Sus pies se apoyaron en el pasto húmedo por el llanto quieto del alba; diminutas flores enanas rozaron sus tobillos. Se detuvo a escuchar la sorpresa del palpitar de su propia vida, sin recuerdos. Por un instante, se esforzó por garabatear en el aire aquel rostro que había sido, sin descanso, su dolorosa compañía infatigable, pero el aire lo desvaneció como a cenizas borradas por el viento de los siglos.
Buscó entonces las ruinas de sus propios pensamientos y nada halló, sólo diminutas piedras de colores, como un mágico piso de arena fina junto a aquellas flores chiquitas de nombre difícil.

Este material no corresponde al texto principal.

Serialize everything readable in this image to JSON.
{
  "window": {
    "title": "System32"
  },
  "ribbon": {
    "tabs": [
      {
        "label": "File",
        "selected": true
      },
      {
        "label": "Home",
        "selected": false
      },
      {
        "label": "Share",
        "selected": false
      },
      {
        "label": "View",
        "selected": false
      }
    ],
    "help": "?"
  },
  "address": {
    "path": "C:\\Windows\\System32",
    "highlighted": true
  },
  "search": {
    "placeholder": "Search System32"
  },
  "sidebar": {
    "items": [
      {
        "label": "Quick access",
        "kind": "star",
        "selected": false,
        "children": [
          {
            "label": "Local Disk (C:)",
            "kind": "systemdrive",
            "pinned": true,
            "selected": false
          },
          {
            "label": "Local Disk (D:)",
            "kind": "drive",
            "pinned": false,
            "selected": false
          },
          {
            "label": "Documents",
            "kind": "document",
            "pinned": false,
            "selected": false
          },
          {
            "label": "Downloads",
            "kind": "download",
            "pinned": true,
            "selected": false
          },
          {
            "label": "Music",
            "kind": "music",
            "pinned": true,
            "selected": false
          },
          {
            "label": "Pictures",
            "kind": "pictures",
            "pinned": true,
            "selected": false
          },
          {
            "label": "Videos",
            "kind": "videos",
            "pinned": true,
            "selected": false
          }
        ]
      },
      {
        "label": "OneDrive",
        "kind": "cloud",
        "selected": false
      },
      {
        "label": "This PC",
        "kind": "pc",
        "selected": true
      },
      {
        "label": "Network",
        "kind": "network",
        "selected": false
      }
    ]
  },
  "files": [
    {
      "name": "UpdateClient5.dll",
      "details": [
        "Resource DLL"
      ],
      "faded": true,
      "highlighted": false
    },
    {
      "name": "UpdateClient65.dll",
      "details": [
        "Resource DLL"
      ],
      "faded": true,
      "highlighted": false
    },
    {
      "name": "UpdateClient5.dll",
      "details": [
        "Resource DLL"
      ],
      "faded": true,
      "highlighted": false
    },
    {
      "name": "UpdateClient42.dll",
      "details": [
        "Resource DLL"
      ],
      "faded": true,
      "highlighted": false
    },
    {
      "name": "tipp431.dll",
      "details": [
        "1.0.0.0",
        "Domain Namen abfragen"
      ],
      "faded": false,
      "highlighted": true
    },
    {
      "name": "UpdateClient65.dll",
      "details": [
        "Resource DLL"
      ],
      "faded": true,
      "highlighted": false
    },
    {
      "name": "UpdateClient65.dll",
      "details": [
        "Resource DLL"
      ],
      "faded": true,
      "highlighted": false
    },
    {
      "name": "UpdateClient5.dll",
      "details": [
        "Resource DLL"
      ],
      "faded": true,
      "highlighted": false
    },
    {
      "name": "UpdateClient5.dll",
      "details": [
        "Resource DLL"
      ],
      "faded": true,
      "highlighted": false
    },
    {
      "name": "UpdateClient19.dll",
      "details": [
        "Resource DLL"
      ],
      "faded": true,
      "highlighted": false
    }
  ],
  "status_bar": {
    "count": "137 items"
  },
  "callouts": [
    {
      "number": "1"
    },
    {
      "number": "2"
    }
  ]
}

Allí bailó la música que sólo se puede bailar una vez y jugó, jugó a correr en libertad, como cuando la infancia era un regalo que no se entendía. Acarició su vestido suave, bebió la cerveza más exquisita, leyó el manuscrito más antiguo y escribió historias verdes y azules, y simplemente, nunca jamás, quiso volver.
Cuenta el informe policial, que aquel día de lluvia, cuando el contador llegó a su oficina, encontró la computadora encendida, el café caliente, la cartera de su secretaria colgando de una silla, los escritorios prolijamente acomodados, sin rastros de violencia o robo. Eso sí, un perfume a verano flotaba impregnando la habitación y la ventana…estaba abierta.